List Of Sites I Search
- Kayak – to live search 7 days at a time, and find alternative websites to book on.
- Hipmunk.com – also great for showing flights and websites for booking.
- SkyScanner – to get ideas on flight prices to/from a city, country, or “everywhere” on specific dates, any date, or an entire month.
- Google Flights – to get ideas on flight prices to/from a city, specific cities, country, or “everywhere” on specific dates, any date, or an entire month.
The Big Take Away
Search for “ideas” on SkyScanner or Google Flights.
Then search for your actual flights on Kayak (or momondo.com).
Then, if Kayak shows the flights are the same on a site like Expedia, I tend to use that for booking. Expedia allows free cancelation within 24 hours, and often booking directly on the website doesn’t. So why book on an airline website that doesn’t offer free cancelation within 24 hours when you can get that perk on Expedia?
And that is how I search for flights.
You think Expedia doesn’t show enough options? Try booking thru “Expedia light”…this is the version you have to use going thru Ultimate Rewards portal to use ur pts.
I can pull up zero options for a car rental in Morocco trying to use ur pts, but in regular Expedia it shows a bunch.
Yeah, it’s an improvement for Chase, but still not perfect. I also haven’t tried international car rentals on there. I imagine it’s better for flights than car rentals.
Plus, always check to see if you can go through a portal — you can get a few percent back.
Really good point!
Wow, this is basically the same sites and process I go thru- with exception of using ITAmatrix as well. I guess it’s rolled into google flights but I started using that before google flights, more familiar with the setup. Super helpful article!

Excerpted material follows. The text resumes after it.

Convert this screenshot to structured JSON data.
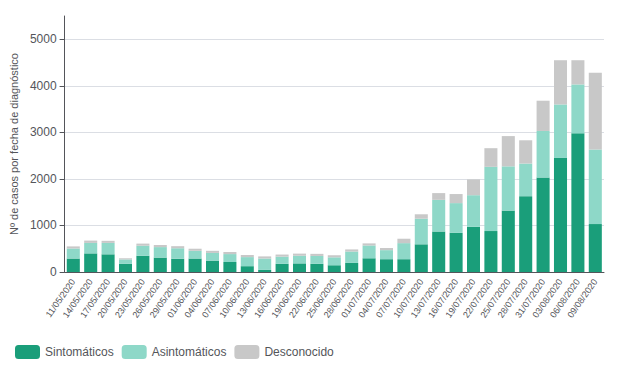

Matrix is the backbone of Google Flights, but there’s lots of things you can do with matrix that you can’t do with GF – and as Drew mentions, gf is cached while Matrix gives you real time results.
I actually wrote up a section on ITA Matrix and deleted it because I tested it against Kayak and the prices were 2x – 4x higher on my Europe example. Nothing under $1200. But it may have timed out.
I think it’s great for mileagerunners and those with experience, because it’s good for the legacy airlines.
FYI your Austin to Bali example is a little confusing – it sounds from your description like both sites found the same flight, but they’re different airlines and a very different routing.
Hmm… Yeah, that was my point, is that it searches more airlines, but I guess I didn’t articulate it well.
Drew–do you use hopper or other flight fare forecasting rules?
Personally, no. I often don’t book flights in advance and I always book rates I think are great (most I’ve ever paid for a ticket is $440 for a business class roundtrip from DC to Beijing).
I also haven’t been impressed with other forecasting tools, but I’ve never used Hopper. I could totally see how it would be useful if you’re booking a legacy airline many months out though.
This is so very helpful! I’ve been using Google Flights almost solely because it’s really easy and helpful for future planning, but I did not realize that it wasn’t real time. I’ll go back to including Kayak. I didn’t fully adopt Skyscanner, but will start using that too.
I’d prefer not booking on Expedia. I don’t trust them if an error is made or some weird InterOps. Especially multi airline itinerary. Airline may punt you to Expedia customer service.
Hopper is really good. Also you can use the Watch function as a sale alert when you are further out from trip.